Cuando penetró en la sala, Chichikov se vio obligado a entornar los ojos por un momento, deslumbrado por el resplandor de las lámparas, las bujías y los vestidos de las damas. La luz lo inundaba todo. Los fraques negros pasaban y repasaban solos o en grupos, aquí y allá, de igual modo que las moscas revolotean sobre un blanco pilón de azúcar en los calurosos días de julio, cuando la vieja ama de llaves lo corta en perfilados terrones frente a la ventana abierta, cuando todos los chiquillos, agrupados en torno a ella, siguen con curiosidad los movimientos de sus ligeras manos que sujetan el aparato, y los aéreos escuadrones de moscas, alzados por el viento, penetran osadamente, como dueñas y señoras, y aprovechándose de la ceguera de la vieja, a resultas de los años y del sol que la deslumbra, se precipitan sobre los deliciosos terrones, bien por separado, bien en nutridos grupos. Saturadas tras el exuberante verano, que por sí solo les ofrece deliciosos platos, no entran con objeto de comer, sino sólo para dejarse ver, para ir y venir por el pilón de azúcar, para restregarse una contra otra sus patas delanteras o traseras, o para frotarse las alas entre ellas, o para, estirando las patas delanteras, restregárselas sobre la cabeza, dar la vuelta y emprender el vuelo para regresar de nuevo formando otros enojosos escuadrones.

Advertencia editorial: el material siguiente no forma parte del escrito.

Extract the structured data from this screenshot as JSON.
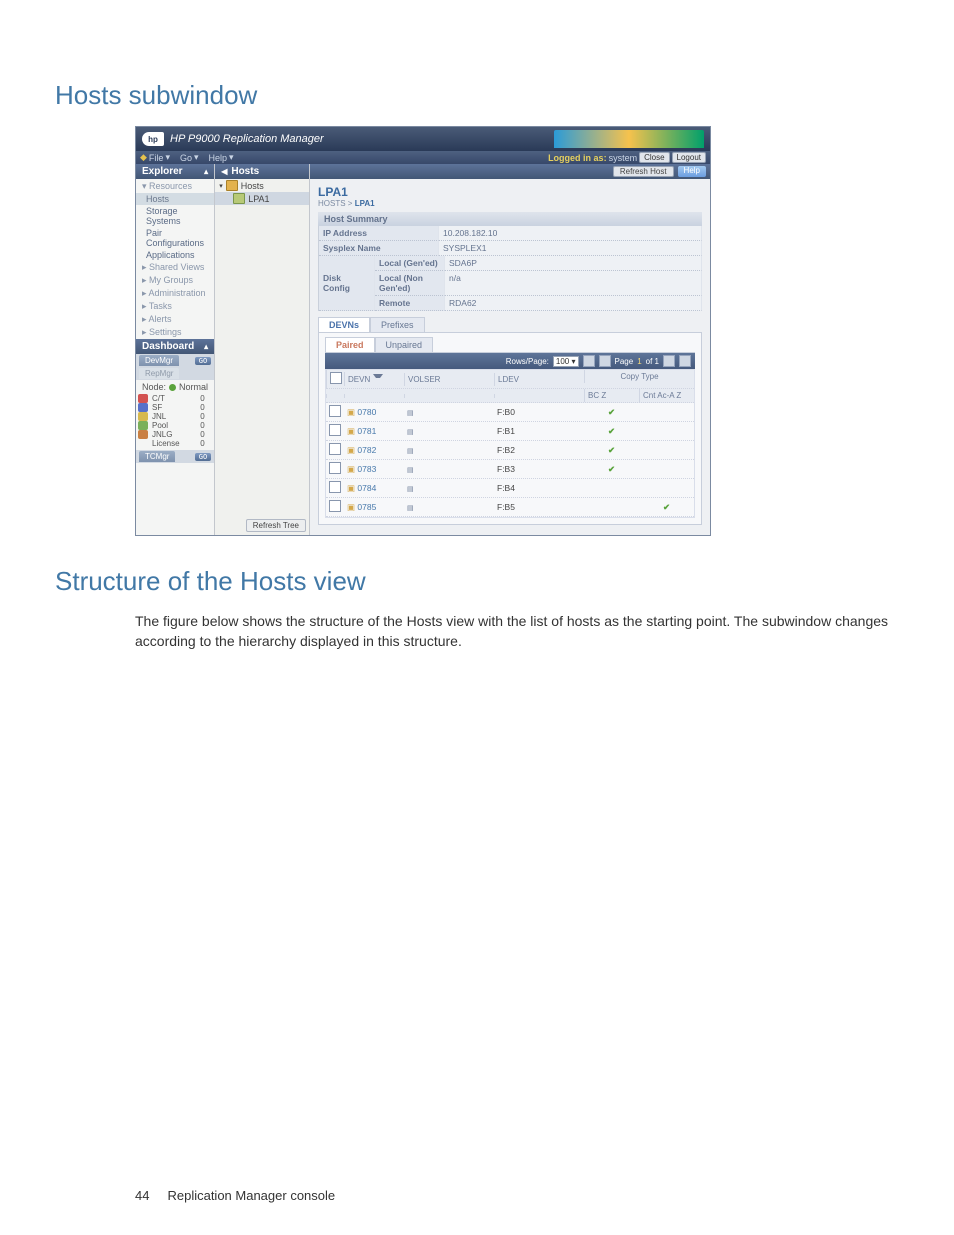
{
  "page": {
    "section_title": "Hosts subwindow",
    "section2_title": "Structure of the Hosts view",
    "para1": "The figure below shows the structure of the Hosts view with the list of hosts as the starting point. The subwindow changes according to the hierarchy displayed in this structure.",
    "footer_page": "44",
    "footer_label": "Replication Manager console"
  },
  "titlebar": {
    "product": "HP P9000 Replication Manager",
    "logo_text": "hp"
  },
  "menubar": {
    "items": [
      "File",
      "Go",
      "Help"
    ],
    "logged_in_label": "Logged in as:",
    "logged_in_user": "system",
    "btn_close": "Close",
    "btn_logout": "Logout"
  },
  "explorer": {
    "title": "Explorer",
    "sections": {
      "resources": "Resources",
      "hosts": "Hosts",
      "storage": "Storage Systems",
      "pairconf": "Pair Configurations",
      "apps": "Applications",
      "shared": "Shared Views",
      "mygrp": "My Groups",
      "admin": "Administration",
      "tasks": "Tasks",
      "alerts": "Alerts",
      "settings": "Settings"
    },
    "dashboard_title": "Dashboard",
    "dash_tabs": {
      "dev": "DevMgr",
      "rep": "RepMgr",
      "tc": "TCMgr"
    },
    "go": "GO",
    "node_label": "Node:",
    "node_value": "Normal",
    "grid": [
      {
        "color": "#d35251",
        "label": "C/T",
        "val": "0"
      },
      {
        "color": "#5770c9",
        "label": "SF",
        "val": "0"
      },
      {
        "color": "#d7b94f",
        "label": "JNL",
        "val": "0"
      },
      {
        "color": "#7ab05b",
        "label": "Pool",
        "val": "0"
      },
      {
        "color": "#c98044",
        "label": "JNLG",
        "val": "0"
      },
      {
        "color": "",
        "label": "License",
        "val": "0"
      }
    ]
  },
  "tree": {
    "title": "Hosts",
    "root": "Hosts",
    "child": "LPA1",
    "refresh": "Refresh Tree"
  },
  "main": {
    "btn_refresh_host": "Refresh Host",
    "btn_help": "Help",
    "title": "LPA1",
    "crumb_a": "HOSTS",
    "crumb_sep": ">",
    "crumb_b": "LPA1",
    "summary_label": "Host Summary",
    "ip_label": "IP Address",
    "ip_value": "10.208.182.10",
    "sysplex_label": "Sysplex Name",
    "sysplex_value": "SYSPLEX1",
    "disk_label": "Disk Config",
    "local_gened": "Local (Gen'ed)",
    "local_gened_val": "SDA6P",
    "local_nongened": "Local (Non Gen'ed)",
    "local_nongened_val": "n/a",
    "remote": "Remote",
    "remote_val": "RDA62",
    "tab_devns": "DEVNs",
    "tab_prefixes": "Prefixes",
    "subtab_paired": "Paired",
    "subtab_unpaired": "Unpaired",
    "pager_rows_label": "Rows/Page:",
    "pager_rows_value": "100",
    "pager_page_label": "Page",
    "pager_page_value": "1",
    "pager_of": "of 1",
    "cols": {
      "devn": "DEVN",
      "volser": "VOLSER",
      "ldev": "LDEV",
      "copy": "Copy Type",
      "bcz": "BC Z",
      "cntacaz": "Cnt Ac-A Z"
    },
    "rows": [
      {
        "devn": "0780",
        "ldev": "F:B0",
        "bcz": true,
        "cnt": false
      },
      {
        "devn": "0781",
        "ldev": "F:B1",
        "bcz": true,
        "cnt": false
      },
      {
        "devn": "0782",
        "ldev": "F:B2",
        "bcz": true,
        "cnt": false
      },
      {
        "devn": "0783",
        "ldev": "F:B3",
        "bcz": true,
        "cnt": false
      },
      {
        "devn": "0784",
        "ldev": "F:B4",
        "bcz": false,
        "cnt": false
      },
      {
        "devn": "0785",
        "ldev": "F:B5",
        "bcz": false,
        "cnt": true
      }
    ]
  }
}
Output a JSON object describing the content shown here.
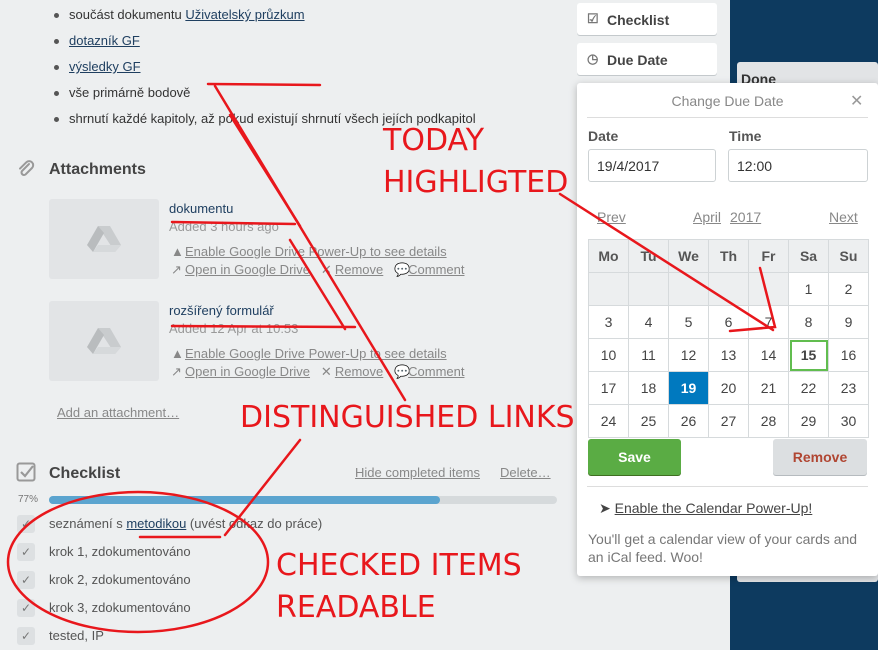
{
  "description_list": [
    {
      "prefix": "součást dokumentu ",
      "link": "Uživatelský průzkum"
    },
    {
      "prefix": "",
      "link": "dotazník GF"
    },
    {
      "prefix": "",
      "link": "výsledky GF"
    },
    {
      "prefix": "vše primárně bodově",
      "link": ""
    },
    {
      "prefix": "shrnutí každé kapitoly, až pokud existují shrnutí všech jejích podkapitol",
      "link": ""
    }
  ],
  "attachments": {
    "title": "Attachments",
    "items": [
      {
        "name": "dokumentu",
        "meta": "Added 3 hours ago",
        "enable": "Enable Google Drive Power-Up to see details",
        "open": "Open in Google Drive",
        "remove": "Remove",
        "comment": "Comment"
      },
      {
        "name": "rozšířený formulář",
        "meta": "Added 12 Apr at 10:53",
        "enable": "Enable Google Drive Power-Up to see details",
        "open": "Open in Google Drive",
        "remove": "Remove",
        "comment": "Comment"
      }
    ],
    "add_label": "Add an attachment…"
  },
  "checklist": {
    "title": "Checklist",
    "hide_label": "Hide completed items",
    "delete_label": "Delete…",
    "progress_label": "77%",
    "progress": 0.77,
    "items": [
      {
        "prefix": "seznámení s ",
        "link": "metodikou",
        "suffix": " (uvést odkaz do práce)"
      },
      {
        "prefix": "krok 1, zdokumentováno",
        "link": "",
        "suffix": ""
      },
      {
        "prefix": "krok 2, zdokumentováno",
        "link": "",
        "suffix": ""
      },
      {
        "prefix": "krok 3, zdokumentováno",
        "link": "",
        "suffix": ""
      },
      {
        "prefix": "tested, IP",
        "link": "",
        "suffix": ""
      }
    ]
  },
  "sidebar": {
    "checklist_label": "Checklist",
    "due_date_label": "Due Date"
  },
  "board": {
    "list_title": "Done"
  },
  "due_date_popover": {
    "title": "Change Due Date",
    "date_label": "Date",
    "date_value": "19/4/2017",
    "time_label": "Time",
    "time_value": "12:00",
    "prev_label": "Prev",
    "month_label": "April",
    "year_label": "2017",
    "next_label": "Next",
    "weekdays": [
      "Mo",
      "Tu",
      "We",
      "Th",
      "Fr",
      "Sa",
      "Su"
    ],
    "weeks": [
      [
        "",
        "",
        "",
        "",
        "",
        "1",
        "2"
      ],
      [
        "3",
        "4",
        "5",
        "6",
        "7",
        "8",
        "9"
      ],
      [
        "10",
        "11",
        "12",
        "13",
        "14",
        "15",
        "16"
      ],
      [
        "17",
        "18",
        "19",
        "20",
        "21",
        "22",
        "23"
      ],
      [
        "24",
        "25",
        "26",
        "27",
        "28",
        "29",
        "30"
      ]
    ],
    "today": "15",
    "selected": "19",
    "save_label": "Save",
    "remove_label": "Remove",
    "powerup_link": "Enable the Calendar Power-Up!",
    "powerup_desc": "You'll get a calendar view of your cards and an iCal feed. Woo!"
  },
  "annotations": {
    "today_line1": "TODAY",
    "today_line2": "HIGHLIGTED",
    "links": "DISTINGUISHED LINKS",
    "checked_line1": "CHECKED ITEMS",
    "checked_line2": "READABLE",
    "color": "#e8171c"
  },
  "colors": {
    "link_blue": "#1f3f60",
    "save_green": "#5aac44",
    "selected_blue": "#0079bf",
    "today_green": "#61bd4f",
    "board_bg": "#0d3a5f"
  }
}
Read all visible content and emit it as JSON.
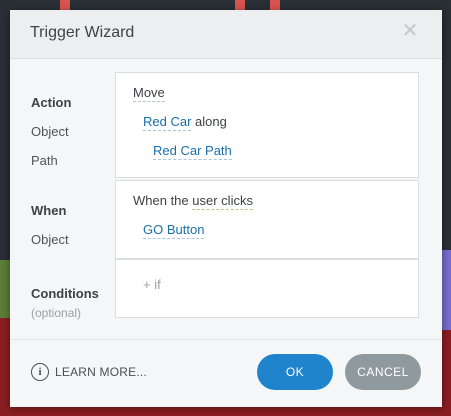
{
  "dialog": {
    "title": "Trigger Wizard",
    "close_icon": "close-icon"
  },
  "action": {
    "label": "Action",
    "object_label": "Object",
    "path_label": "Path",
    "verb": "Move",
    "object_value": "Red Car",
    "connector": "along",
    "path_value": "Red Car Path"
  },
  "when": {
    "label": "When",
    "object_label": "Object",
    "prefix": "When the",
    "event": "user clicks",
    "object_value": "GO Button"
  },
  "conditions": {
    "label": "Conditions",
    "sublabel": "(optional)",
    "add_if": "+ if"
  },
  "footer": {
    "learn_more": "LEARN MORE...",
    "info_icon": "info-icon",
    "ok": "OK",
    "cancel": "CANCEL"
  },
  "colors": {
    "accent": "#1f84cc",
    "link": "#1b6fa8",
    "cancel": "#8f9a9f"
  }
}
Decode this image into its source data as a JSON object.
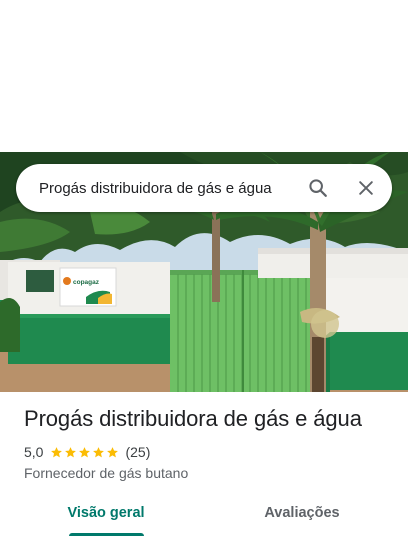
{
  "search": {
    "query": "Progás distribuidora de gás e água"
  },
  "photo": {
    "sign_text": "copagaz"
  },
  "place": {
    "name": "Progás distribuidora de gás e água",
    "rating": "5,0",
    "stars": 5,
    "review_count": "(25)",
    "category": "Fornecedor de gás butano"
  },
  "tabs": [
    {
      "label": "Visão geral",
      "selected": true
    },
    {
      "label": "Avaliações",
      "selected": false
    }
  ],
  "colors": {
    "accent": "#00796b",
    "star": "#fbbc04",
    "text_primary": "#202124",
    "text_secondary": "#5f6368"
  }
}
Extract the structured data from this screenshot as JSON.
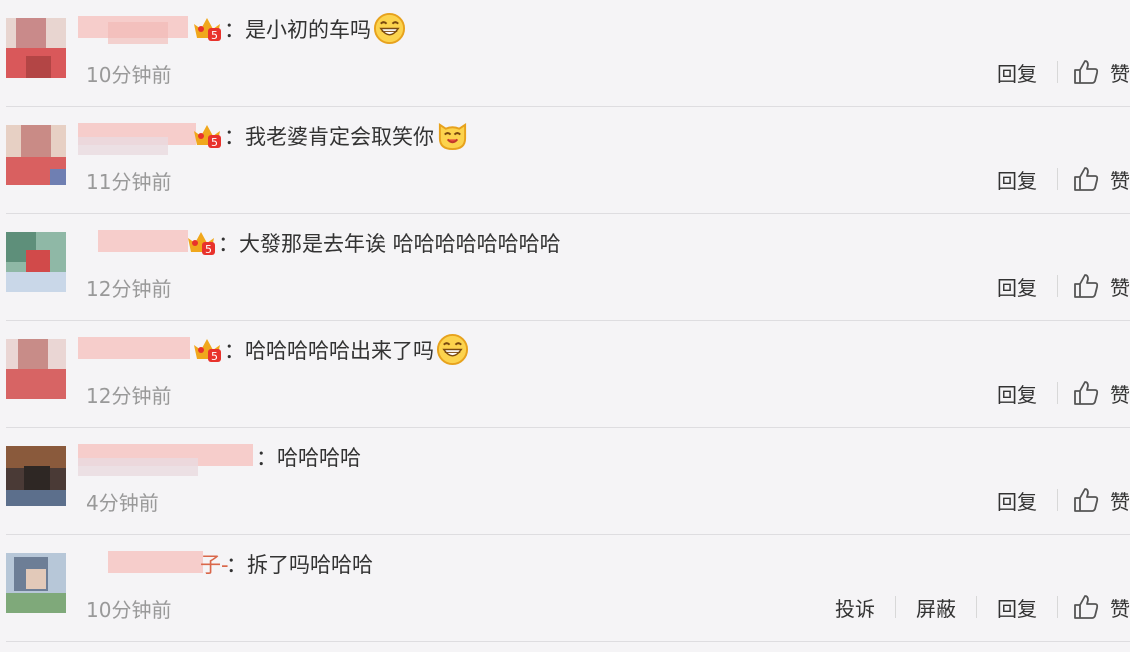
{
  "comments": [
    {
      "text": "是小初的车吗",
      "time": "10分钟前",
      "emoji": "grin-emoji",
      "badge": true
    },
    {
      "text": "我老婆肯定会取笑你",
      "time": "11分钟前",
      "emoji": "cat-emoji",
      "badge": true
    },
    {
      "text": "大發那是去年诶 哈哈哈哈哈哈哈哈",
      "time": "12分钟前",
      "emoji": "",
      "badge": true
    },
    {
      "text": "哈哈哈哈哈出来了吗",
      "time": "12分钟前",
      "emoji": "grin-emoji",
      "badge": true
    },
    {
      "text": "哈哈哈哈",
      "time": "4分钟前",
      "emoji": "",
      "badge": false
    },
    {
      "text": "拆了吗哈哈哈",
      "time": "10分钟前",
      "emoji": "",
      "badge": false
    }
  ],
  "name_suffix_6": "子-",
  "actions": {
    "reply": "回复",
    "like": "赞",
    "report": "投诉",
    "block": "屏蔽"
  },
  "colon": "："
}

Acababa apenas Chichikov de lanzar una mirada alrededor, cuando el gobernador, acercándose, lo cogió del brazo y seguidamente le presentó a la gobernadora. También en esta ocasión supo el forastero comportarse de modo muy digno: dijo un cumplido muy a tono para un hombre de alguna edad, y de categoría ni muy elevada ni muy baja.
Cuando las parejas dispuestas para el baile empujaron a los demás hacia la pared, él, cruzando los brazos en la espalda, se quedó contemplándolas atentamente durante unos dos minutos. Eran numerosas las damas bien vestidas y a la moda, al mismo tiempo que otras se habían ataviado con lo que buenamente puede encontrarse en una ciudad de provincias. Los hombres, como sucede en todos los lugares, se clasificaban en dos grupos: unos eran jóvenes y no desperdiciaban la ocasión de galantear a las damas. De entré ellos, algunos habrían podido difícilmente ser distinguidos de sus cofrades petersburgueses: llevaba sus mismas patillas, peinadas con sumo cuidado y mucho gusto, o, sencillamente, los óvalos de sus rostros muy bien afeitados; se sentaban junto a las damas con idéntica negligencia, conversaban, al igual que ellos, en francés, y hacían reír a las damas de la misma manera que en San Petersburgo.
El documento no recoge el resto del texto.